To be honest, the frightening look on the woman’s face told me she thought I may have mugged her – and trying to talk to her didn’t help as she barely spoke english. However I did recognize her native language – Russian (the beauty of living in a mosaic country; Canada). I gave back her phone and she looked MORE scared, confused until I showed her the last number dialed and the duration. Still panick was in her heart – but those that suffer seizures don’t remember what had occured.

The ambulance arrived – I explained the woman spoke Russian. They mentioned for me to get premise security and I asked why? ‘Didn’t you notice her uniform?‘ Actually no I didn’t I went into automatic. Well her colleague was pleased to know that someone helped and explained it to her and she cried.
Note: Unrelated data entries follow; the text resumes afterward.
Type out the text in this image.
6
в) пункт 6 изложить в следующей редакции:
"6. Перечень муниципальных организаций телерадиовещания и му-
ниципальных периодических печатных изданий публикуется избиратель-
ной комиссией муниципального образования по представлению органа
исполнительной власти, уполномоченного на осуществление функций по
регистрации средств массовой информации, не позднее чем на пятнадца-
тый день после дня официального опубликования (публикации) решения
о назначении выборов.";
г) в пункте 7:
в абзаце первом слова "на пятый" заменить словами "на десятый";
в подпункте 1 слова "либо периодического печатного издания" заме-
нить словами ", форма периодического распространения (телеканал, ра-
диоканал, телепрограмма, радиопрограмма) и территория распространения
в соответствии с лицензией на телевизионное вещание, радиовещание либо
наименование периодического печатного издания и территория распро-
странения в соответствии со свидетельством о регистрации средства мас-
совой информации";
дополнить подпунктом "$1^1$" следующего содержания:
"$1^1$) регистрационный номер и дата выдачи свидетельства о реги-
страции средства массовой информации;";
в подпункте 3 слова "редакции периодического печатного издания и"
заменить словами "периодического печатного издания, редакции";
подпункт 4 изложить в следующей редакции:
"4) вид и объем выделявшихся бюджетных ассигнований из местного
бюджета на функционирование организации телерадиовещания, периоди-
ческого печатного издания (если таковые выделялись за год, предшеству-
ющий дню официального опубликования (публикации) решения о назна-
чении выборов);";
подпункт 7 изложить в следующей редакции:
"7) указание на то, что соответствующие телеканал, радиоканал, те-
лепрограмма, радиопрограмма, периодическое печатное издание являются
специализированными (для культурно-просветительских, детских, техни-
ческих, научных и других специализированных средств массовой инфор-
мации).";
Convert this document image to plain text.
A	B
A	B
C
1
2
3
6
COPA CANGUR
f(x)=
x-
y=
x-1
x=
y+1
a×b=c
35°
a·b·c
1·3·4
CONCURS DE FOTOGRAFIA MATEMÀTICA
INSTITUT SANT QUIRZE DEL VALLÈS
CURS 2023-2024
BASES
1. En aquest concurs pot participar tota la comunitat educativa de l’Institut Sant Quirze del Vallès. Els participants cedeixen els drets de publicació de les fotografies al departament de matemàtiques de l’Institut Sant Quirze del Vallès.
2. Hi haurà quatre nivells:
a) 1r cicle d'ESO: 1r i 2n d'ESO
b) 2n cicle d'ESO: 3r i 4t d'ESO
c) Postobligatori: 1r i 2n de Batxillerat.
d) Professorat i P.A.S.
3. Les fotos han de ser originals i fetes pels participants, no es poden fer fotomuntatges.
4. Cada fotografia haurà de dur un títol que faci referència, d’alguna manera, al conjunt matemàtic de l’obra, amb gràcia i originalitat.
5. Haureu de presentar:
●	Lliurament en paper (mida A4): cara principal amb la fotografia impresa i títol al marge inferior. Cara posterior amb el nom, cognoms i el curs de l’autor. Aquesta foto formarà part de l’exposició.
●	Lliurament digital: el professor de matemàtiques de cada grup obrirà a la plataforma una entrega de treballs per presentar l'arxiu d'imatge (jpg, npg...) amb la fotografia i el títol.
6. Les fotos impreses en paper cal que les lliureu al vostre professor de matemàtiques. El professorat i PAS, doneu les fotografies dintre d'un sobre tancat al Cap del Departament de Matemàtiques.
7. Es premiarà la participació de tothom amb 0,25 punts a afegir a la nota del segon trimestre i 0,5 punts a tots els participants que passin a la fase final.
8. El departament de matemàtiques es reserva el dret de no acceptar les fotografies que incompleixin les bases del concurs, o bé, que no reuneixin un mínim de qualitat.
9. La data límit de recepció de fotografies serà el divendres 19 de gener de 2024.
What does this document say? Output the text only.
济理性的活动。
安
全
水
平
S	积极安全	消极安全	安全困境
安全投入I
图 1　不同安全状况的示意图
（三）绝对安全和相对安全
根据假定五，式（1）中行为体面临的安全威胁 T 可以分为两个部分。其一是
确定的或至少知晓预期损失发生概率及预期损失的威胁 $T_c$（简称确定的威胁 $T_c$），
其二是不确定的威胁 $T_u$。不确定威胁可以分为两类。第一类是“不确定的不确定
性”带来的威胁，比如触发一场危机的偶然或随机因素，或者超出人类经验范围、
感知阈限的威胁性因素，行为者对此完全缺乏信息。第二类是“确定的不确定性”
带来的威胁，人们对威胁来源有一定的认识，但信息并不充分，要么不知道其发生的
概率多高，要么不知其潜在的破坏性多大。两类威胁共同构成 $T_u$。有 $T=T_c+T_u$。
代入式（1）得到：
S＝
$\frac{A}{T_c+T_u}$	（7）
Her epilepcy was her secret; she thought it would affect her job status. The paramedic’s asked how I knew what to do. I said I didn’t think I really did but I only practiced what I was on a kids special on TV by Disney over 20yrs ago. He marveled not just in my memory of what to do but how I learned what to do. Yes you CAN learn things by watching TV.

This goes to show that regardless of being ABLE to dial 911 – doesn’t mean that you’ll be able to speak or convey what is going on. Any kidnapping, loss of life, or accident – life threatening or not; ICE is an important, neh, even critical form of communication! This lady couldn’t successfully connect the 911 dialing, I could. What if she lapsed into a comma? Her phone would dial 911 – but the paramedic on the phone would NOT be able to accurately inform those emergency staff on route what to prepare for or help ME prepare the one in need. Using the ICE system allows you to also enter a note with each contact – most smartphones/feature phones allow this – stating a brief yet possibly life saving information like medication needs, drug allergies [penicillin], etc.

So common everyone … get with the ICE program. Manufacturers should enable, by default a specific listing in the address book called ICE – or translations in other languages of course. Furthermore, this should be allowed to be dialed EVEN if locked. Let the responsible providers figure out if they’ll also log these numbers as no fee long distance if dialed while roaming on an limited time-line [10mins sufficient] ??!!